Good Service or Bad, Clients Blab

It has been almost a year since Qualified Remodeler published the results of its consumer study of attitudes toward remodelers. In it, we showed that negative consumer attitudes were out-of-whack with the actual level of satisfaction experienced. Now comes a Wharton Business School study that quantifies the effect of bad customer experiences.

During the ’05 holiday season, shoppers were asked about their in-store buying experiences, particularly whether they experienced good service or bad. Those that had bad experiences were then asked what they did about it. Only 6 percent contacted the actual store to complain, but 31 percent went on to tell friends, family and colleagues about the experience. And this is where the research hit pay dirt. Of those, 8 percent said they had told one person. Six percent said they had told two people. But another 6 percent said they had told six or more people about their negative experiences. And people being people, as the story was retold, the researchers found, it was embellished for shock value and better effect.

“As people tell the story, the negativity is embellished and grows,” says Paula Courtney, president of Toronto-based Verde Group, which partnered with Wharton on the research. “For example, the first time the story is told, it might be about a customer service representative who was rude. By the time the third or fourth person hears the story, the customer service representative becomes verbally abusive. Storytelling hurts retailers and entertains consumers.”

The net effect of the “storytelling” was that those who had only heard about the bad experience were less likely to do business with the retailer in question than those who had actually experienced the problem. In the survey of 1,100 consumers almost half, 48 percent, said they had avoided stores in the past as a result of someone else’s negative experience. For those who had directly experienced a problem, only 33 percent said they would probably not return.

Even though this research was conducted in a retailing environment, its lessons are easily correlated to other industries, like ours. The implications for remodeling have been evident for quite some time. Not only does the individual remodeler suffer, but negative storytelling can cast a cloud over the entire remodeling and home improvement industry.

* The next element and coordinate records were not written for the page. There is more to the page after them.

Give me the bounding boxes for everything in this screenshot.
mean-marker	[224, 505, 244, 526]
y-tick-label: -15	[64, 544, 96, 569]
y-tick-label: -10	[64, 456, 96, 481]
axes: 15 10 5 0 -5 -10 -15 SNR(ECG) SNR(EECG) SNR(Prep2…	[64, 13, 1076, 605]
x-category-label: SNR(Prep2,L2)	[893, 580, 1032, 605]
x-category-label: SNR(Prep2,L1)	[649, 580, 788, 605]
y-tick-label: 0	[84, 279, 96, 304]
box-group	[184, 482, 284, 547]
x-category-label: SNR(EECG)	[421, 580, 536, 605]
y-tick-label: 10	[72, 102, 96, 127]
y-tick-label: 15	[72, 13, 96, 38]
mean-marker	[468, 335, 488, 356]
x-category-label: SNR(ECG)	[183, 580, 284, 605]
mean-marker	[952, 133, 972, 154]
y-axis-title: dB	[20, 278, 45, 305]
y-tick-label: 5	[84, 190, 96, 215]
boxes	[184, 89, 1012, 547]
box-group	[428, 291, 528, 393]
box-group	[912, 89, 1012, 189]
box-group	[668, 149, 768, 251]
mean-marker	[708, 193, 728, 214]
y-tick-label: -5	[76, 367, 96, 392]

There is no easy way to limit negative storytelling. The key, the researchers conclude, is to be proactive. Survey your customers and track their willingness to refer you to others. In the process, give those customers who say they have had a bad experience a chance to vent. And do whatever it takes (within reason) to make them feel as if you have worked hard to make them happy. This research shows pretty clearly that it really pays to limit their storytelling.